Uptime monitoring & availability checks
Independent uptime checks for websites and APIs. Get alerts the moment a service stops responding or returns errors — by email, Telegram, or webhook.
What uptime monitoring does
Scheduled checks run from SitePuls infrastructure to your URL or ping target. If the target is unreachable or crosses your thresholds, an incident opens and your contacts are notified — the same pattern for public sites and internal tools.
Why independent checks matter
Your hosting panel can look green while users still fail to reach you because of DNS, routing, or regional issues. External checks mimic how clients reach your service and give you a second opinion beyond the provider’s dashboard.
Trends you can act on
Uptime percentages and response-time history show whether things are getting worse before they fail completely. Use the timeline after an incident to explain what happened to teammates or customers — without promising heavyweight analytics SitePuls doesn’t provide.
Alerts that match your workflow
Email, Telegram, and webhooks. Optional smart alerts can warn when latency creeps up before a hard failure. You decide who receives each monitor’s notifications.
Typical failures you’ll see
Connection timeouts, refused connections, high error rates, and flaky behaviour after deploys. Pair uptime checks with DNS or SSL monitors when the symptom might be outside a simple HTTP response.
Who it's for
SaaS teams watching public endpoints, agencies guarding client homepages, and operators who need a straightforward signal when availability drops — without operating a full observability platform.
Works alongside website & API monitors
Use ping or HTTP checks together with deeper page or API flows. Uptime checks stay fast and simple; add website or REST monitors when you need assertions or multi-step logic.
Getting started
Create a monitor, pick an interval allowed by your plan, and attach contacts. SitePuls records incidents automatically so you can review duration and recovery when the fire is out.
Frequently asked questions
What is uptime monitoring?
Uptime monitoring continuously checks whether your website or API is reachable and responding. If a check fails, you get an alert. Uptime percentages and response time history show how reliable your service is.
How often can you check my site?
Check intervals depend on your plan. You can run checks as often as every minute on higher tiers. Checks run from our infrastructure 24/7 so you get a realistic view of availability.

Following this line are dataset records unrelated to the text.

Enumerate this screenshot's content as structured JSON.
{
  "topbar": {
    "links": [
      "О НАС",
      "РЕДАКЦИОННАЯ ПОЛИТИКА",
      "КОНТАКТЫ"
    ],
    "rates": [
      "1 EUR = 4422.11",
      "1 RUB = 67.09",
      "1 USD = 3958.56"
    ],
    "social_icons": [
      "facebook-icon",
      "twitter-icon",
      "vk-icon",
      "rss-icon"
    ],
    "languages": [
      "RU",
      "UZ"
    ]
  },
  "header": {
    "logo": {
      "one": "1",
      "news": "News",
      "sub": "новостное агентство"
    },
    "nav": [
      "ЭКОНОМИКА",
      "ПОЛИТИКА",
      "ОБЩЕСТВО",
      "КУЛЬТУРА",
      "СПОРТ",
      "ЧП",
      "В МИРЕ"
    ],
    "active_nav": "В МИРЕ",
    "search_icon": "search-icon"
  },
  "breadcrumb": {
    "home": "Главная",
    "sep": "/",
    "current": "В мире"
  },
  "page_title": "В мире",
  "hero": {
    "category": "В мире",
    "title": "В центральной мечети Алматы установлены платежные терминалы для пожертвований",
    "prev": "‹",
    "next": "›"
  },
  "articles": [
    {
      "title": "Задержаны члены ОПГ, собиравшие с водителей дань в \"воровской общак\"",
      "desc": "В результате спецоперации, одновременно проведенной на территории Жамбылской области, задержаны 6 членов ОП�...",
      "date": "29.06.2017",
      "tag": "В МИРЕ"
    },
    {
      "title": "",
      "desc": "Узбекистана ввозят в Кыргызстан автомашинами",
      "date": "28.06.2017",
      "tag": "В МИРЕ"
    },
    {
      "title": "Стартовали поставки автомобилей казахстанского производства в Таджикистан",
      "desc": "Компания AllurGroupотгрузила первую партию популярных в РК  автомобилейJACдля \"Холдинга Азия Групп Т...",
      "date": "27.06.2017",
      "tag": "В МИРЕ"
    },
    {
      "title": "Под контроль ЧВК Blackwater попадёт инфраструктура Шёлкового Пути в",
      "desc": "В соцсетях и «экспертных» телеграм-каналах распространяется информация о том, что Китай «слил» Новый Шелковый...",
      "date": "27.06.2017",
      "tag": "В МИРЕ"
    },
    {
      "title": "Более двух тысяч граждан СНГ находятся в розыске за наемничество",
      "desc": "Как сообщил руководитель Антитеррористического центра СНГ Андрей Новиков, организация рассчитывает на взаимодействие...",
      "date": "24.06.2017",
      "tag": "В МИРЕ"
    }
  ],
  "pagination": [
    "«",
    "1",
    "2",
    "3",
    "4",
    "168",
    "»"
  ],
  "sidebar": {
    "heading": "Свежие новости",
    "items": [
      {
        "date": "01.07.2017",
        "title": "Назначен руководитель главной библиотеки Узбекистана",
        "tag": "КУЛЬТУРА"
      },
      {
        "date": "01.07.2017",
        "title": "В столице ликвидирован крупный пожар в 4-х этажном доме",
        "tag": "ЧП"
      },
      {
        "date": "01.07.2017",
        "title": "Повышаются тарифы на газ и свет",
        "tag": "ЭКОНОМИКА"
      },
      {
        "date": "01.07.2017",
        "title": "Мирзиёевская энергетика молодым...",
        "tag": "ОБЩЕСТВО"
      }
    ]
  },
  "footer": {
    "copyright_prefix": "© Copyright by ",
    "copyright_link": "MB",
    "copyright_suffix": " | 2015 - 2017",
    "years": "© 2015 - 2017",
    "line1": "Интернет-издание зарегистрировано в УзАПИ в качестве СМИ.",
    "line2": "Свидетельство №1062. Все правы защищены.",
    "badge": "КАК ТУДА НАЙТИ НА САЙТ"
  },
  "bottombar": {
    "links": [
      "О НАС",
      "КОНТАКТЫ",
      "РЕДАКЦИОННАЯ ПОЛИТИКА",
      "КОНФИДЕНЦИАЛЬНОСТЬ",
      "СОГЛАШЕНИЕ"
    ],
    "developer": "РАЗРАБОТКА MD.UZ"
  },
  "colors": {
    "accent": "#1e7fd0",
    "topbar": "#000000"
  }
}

Why use a dedicated uptime monitor?
Dedicated uptime monitoring runs independently of your hosting. If your server or DNS has a problem, you still get notified. You also get incident history, response time graphs, and optional public status pages for your team or customers.
How often do checks run?
Interval depends on your plan — higher tiers allow more frequent checks, down to every minute where available. All checks run continuously from our infrastructure.
Can I monitor APIs as well as websites?
Yes. Use HTTP monitors for full responses or dedicated REST API monitors when you need multi-step flows or JSON assertions. Uptime-oriented checks are still useful for a quick liveness signal.
What happens when an incident ends?
When checks pass again, the incident closes and duration is recorded so you have a simple post-incident timeline.
Do you support status pages?
You can expose selected monitors on an optional public status page so stakeholders see high-level availability without accessing your account.
Is SitePuls a full APM or log aggregator?
No. SitePuls focuses on synthetic checks, alerts, and incident history — not distributed tracing, log search, or deep application profiling.